The Art of the Elevator Pitch
We’ve all been there: You’re standing in an elevator with another passenger, wondering how to pass the time from floor No. 4 to the parking garage. Often, such situations lead to roughly 30 seconds of virtual silence, while you both stare mindlessly at your smartphones.
If you’re the owner of a body shop, though, this is time that could be used to provide positive word-of-mouth marketing about your company, in the form of an “elevator pitch”—a concise statement or sales proposal. The term traces back to Vanity Fair in the 1990s, when editor Michael Caruso had to give an ever-busy boss quick story pitches in the time it would take them to ride an elevator.
When you’ve got a captive audience, it’s an ideal opportunity to expand your customer base, or develop a working relationship with an industry peer.
“I think there’s a ton of value,” says Richard Fish, owner of five Fix Auto franchises in California, with regard to elevator pitches. “It’s as much about providing comfort as about stating a value proposition.”
Elevator pitches should illustrate that you, as a shop operator, are a genuine, relatable person; that your business is credible; and that your facility offers superior service. Ultimately, the pitch should express something that sticks with your audience, leading to a possible exchange of business cards, and a follow-up conversation.
Fish, a veteran of more than 30 years in the auto industry, offers his tips for making an effective elevator pitch.
You want to identify what you do, and why you think you bring value to the table, quickly. It’s kind of a flash—like the equivalent of a sandwich sign. It’s quick and dirty, gets an initial message across, and you’re done. To me, elevator pitches are, “I’m in the auto body business, this is what we try to do to bring value to the customers.”
You’re informing people. It depends on the constituent. Here we are in the auto body business, so who are your constituents? They’re customers driving cars, they’re insurance carriers, they might be fleet folks, claims administrators, and things like that. So the pitch would vary slightly.
You should ideally encapsulate the essence of your value proposition in 30 seconds or less. You appeal to common traits that almost any human has, like the safety of their families and their children, at least in our business. You know, “We would repair vehicles quickly, but with a keen eye toward making sure your family and your children are always safe in your vehicle.” After you have crafted a well-thought-out value proposition, the elevator pitch will flow from that.
"You need some experience in communicating value propositions, features and benefits."

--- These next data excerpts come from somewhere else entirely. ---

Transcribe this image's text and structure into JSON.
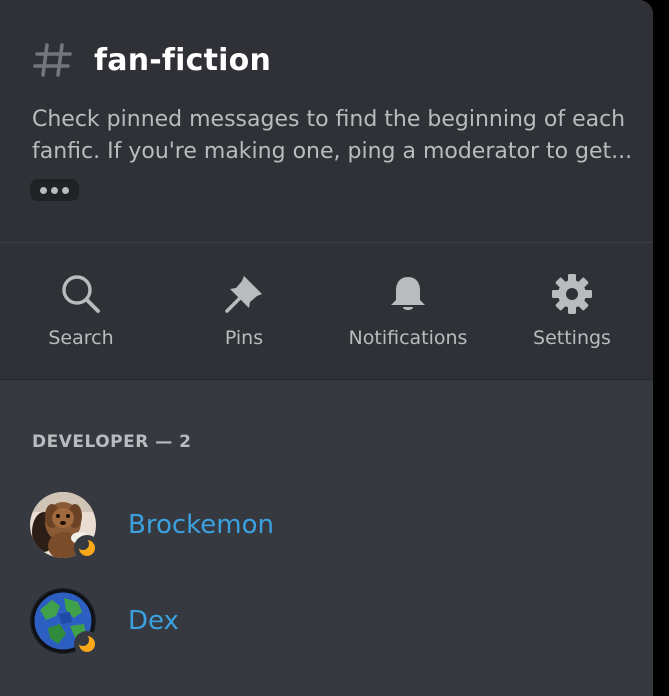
{
  "channel": {
    "name": "fan-fiction",
    "topic_line1": "Check pinned messages to find the beginning of each",
    "topic_line2": "fanfic.  If you're making one, ping a moderator to get..."
  },
  "actions": [
    {
      "label": "Search",
      "icon": "search-icon"
    },
    {
      "label": "Pins",
      "icon": "pin-icon"
    },
    {
      "label": "Notifications",
      "icon": "bell-icon"
    },
    {
      "label": "Settings",
      "icon": "gear-icon"
    }
  ],
  "members_section": {
    "header": "DEVELOPER — 2",
    "members": [
      {
        "name": "Brockemon",
        "status": "idle",
        "avatar": "dog-photo"
      },
      {
        "name": "Dex",
        "status": "idle",
        "avatar": "earth-globe"
      }
    ]
  },
  "colors": {
    "background": "#36393f",
    "header_bg": "#2f3136",
    "member_name": "#3ba1df",
    "idle_status": "#faa81a",
    "text_muted": "#b9bbbe"
  }
}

Richard Fish, Owner, Fix Auto Oceanside
You need some experience in communicating value propositions, features and benefits. You have to be somewhat adept. At a minimum, you must have the confidence that you know your value proposition, and you believe in it, and you can articulate it. Get out of the comfort zone, and enroll in any number of speaking, presentation courses that are out there. You know, give yourself some confidence to engage people.
Key items that should be considered for your pitch are location, length of service, value proposition, and results of your efforts (i.e. CSI, cycle time, OEM certifications, existing clients, etc.). Example: “Our five award-winning southern California locations have been producing industry-leading CSI and cycle time results for the last 12 years by implementing Lean Six Sigma techniques, having a fanatical focus on process, and a real delight in wowing our customers.”